Consider the following Poisson's equation;
$${\nabla}^2\phi=-f(\mathbf{r})$$
How can I solve for $\phi$ using integral transform?
I tried beginning with inverse fourier transform but just after I wrote few lines I do not know how to proceed..
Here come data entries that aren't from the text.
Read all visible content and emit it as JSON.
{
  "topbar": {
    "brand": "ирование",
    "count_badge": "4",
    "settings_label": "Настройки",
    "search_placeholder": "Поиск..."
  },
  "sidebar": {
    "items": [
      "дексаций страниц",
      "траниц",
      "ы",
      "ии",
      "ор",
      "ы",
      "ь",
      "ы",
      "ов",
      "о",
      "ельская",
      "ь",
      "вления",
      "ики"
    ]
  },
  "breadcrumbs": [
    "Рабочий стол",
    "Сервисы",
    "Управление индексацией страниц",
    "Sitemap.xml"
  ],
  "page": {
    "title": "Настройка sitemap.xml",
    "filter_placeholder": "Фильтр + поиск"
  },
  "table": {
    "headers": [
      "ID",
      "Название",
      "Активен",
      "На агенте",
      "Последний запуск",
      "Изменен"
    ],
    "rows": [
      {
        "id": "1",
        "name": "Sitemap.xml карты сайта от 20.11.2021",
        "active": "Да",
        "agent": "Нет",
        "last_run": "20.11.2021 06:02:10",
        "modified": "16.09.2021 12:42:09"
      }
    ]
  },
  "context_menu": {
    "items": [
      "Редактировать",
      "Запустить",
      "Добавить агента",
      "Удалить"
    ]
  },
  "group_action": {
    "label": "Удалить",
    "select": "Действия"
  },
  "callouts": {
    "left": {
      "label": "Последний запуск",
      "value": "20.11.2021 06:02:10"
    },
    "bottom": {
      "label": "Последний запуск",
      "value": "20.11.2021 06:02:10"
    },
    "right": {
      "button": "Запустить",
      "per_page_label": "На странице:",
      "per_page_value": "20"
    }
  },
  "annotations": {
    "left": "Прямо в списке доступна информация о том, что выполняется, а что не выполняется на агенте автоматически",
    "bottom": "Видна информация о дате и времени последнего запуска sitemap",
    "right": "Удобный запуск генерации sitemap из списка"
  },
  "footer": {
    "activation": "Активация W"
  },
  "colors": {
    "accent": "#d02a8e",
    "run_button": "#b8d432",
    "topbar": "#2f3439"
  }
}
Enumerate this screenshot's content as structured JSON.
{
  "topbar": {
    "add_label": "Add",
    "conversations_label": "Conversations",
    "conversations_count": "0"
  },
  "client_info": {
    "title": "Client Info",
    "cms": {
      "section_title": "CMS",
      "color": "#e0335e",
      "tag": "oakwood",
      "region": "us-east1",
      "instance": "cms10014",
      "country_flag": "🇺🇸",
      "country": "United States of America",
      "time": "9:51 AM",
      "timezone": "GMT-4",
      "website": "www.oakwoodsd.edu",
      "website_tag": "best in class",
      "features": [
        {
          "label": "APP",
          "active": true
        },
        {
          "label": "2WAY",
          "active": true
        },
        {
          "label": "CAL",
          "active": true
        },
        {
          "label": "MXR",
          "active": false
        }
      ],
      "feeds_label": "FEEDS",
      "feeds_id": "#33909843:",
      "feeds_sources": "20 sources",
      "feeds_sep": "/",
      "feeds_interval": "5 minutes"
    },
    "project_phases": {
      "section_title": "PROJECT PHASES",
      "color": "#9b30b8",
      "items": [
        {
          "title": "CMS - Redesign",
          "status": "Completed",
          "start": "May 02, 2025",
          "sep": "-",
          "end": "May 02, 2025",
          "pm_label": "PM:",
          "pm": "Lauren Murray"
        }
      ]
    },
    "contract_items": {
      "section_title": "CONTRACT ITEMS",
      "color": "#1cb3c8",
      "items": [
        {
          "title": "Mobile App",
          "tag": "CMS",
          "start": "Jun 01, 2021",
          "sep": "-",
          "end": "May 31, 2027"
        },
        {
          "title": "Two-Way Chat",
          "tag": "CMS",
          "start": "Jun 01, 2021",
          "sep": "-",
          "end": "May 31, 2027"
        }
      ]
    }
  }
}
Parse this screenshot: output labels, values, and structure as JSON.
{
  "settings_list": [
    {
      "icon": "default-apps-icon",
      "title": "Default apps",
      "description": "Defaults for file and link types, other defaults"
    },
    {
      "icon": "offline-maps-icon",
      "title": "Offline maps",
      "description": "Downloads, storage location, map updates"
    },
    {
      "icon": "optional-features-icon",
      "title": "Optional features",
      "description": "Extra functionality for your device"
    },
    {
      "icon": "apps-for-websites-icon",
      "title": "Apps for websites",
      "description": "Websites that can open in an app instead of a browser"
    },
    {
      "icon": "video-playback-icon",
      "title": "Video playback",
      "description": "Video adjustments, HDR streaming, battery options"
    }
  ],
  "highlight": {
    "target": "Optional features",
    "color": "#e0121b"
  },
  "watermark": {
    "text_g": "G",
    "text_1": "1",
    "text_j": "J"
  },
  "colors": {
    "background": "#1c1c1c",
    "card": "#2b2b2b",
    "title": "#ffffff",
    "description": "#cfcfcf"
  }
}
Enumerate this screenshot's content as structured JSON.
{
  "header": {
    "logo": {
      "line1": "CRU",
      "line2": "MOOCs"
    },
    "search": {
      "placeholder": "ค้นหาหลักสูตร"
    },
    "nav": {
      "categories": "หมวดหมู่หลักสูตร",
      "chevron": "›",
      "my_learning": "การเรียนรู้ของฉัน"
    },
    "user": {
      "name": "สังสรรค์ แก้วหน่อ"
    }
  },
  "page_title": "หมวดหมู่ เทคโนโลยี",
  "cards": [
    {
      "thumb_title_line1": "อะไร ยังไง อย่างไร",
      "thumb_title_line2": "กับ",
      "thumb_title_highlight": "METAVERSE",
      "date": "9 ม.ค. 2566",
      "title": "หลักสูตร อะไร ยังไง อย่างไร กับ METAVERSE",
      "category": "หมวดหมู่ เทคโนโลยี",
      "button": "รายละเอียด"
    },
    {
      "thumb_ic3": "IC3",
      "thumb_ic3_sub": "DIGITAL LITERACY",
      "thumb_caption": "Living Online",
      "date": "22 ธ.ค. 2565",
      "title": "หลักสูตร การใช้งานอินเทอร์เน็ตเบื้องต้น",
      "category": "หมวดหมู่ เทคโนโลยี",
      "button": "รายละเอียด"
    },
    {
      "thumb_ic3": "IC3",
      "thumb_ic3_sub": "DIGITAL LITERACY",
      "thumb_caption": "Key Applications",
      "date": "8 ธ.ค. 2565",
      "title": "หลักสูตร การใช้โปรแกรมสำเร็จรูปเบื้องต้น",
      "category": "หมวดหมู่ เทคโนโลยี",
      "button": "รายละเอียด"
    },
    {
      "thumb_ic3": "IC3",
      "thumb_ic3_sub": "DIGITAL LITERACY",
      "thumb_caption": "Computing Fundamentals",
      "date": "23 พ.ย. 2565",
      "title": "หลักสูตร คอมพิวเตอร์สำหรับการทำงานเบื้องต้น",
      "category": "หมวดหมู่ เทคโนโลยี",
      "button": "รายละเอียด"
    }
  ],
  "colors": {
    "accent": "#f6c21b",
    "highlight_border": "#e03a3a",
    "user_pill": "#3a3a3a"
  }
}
$$f(\mathbf x)=∫dkf(\mathbf k)e^{ik⋅\mathbf x}$$
$$∇^2f(\mathbf x)=∇^2∫dkf(\mathbf k)e^{ik⋅\mathbf x}=∫dkf(\mathbf k)∇^2e^{ik⋅\mathbf x}=-k^2∫dkf(\mathbf k)e^{ik⋅\mathbf x}$$
Can someone help me please.
Assuming three-dimensional Cartesian coordinates, I would transform from space ($x$,$y$,$z$) to Fourier Domain ($X$,$Y$,$Z$) \begin{equation} (iX)^2\, \Phi + (iY)^2\, \Phi + (iZ)^2\, \Phi = -F(X,Y,Z) \end{equation} with \begin{equation} F(X,Y,Z)=\int_{-\infty}^\infty \int_{-\infty}^\infty \int_{-\infty}^\infty f(x,y,z)\, e^{-ixX} e^{-iyY} e^{-izZ}\,\text{d}x\,\text{d}y\,\text{d}z. \end{equation} And then solve for \begin{equation} \Phi(X,Y,Z) = \frac{F(X,Y,Z)}{X^2 + Y^2 + Z^2} \end{equation} and finally hope to find the inverse transform \begin{equation} \phi(x,y,z) = \frac{1}{2\pi} \frac{1}{2\pi} \frac{1}{2\pi} \int_{-\infty}^\infty \int_{-\infty}^\infty \int_{-\infty}^\infty \Phi(X,Y,Z)\, e^{ixX} e^{iyY} e^{izZ} \,\text{d}X\,\text{d}Y\,\text{d}Z. \end{equation} by analytical integration, transform tables (can $\Phi$ be found as entry or product of entries?) or numerical approximations.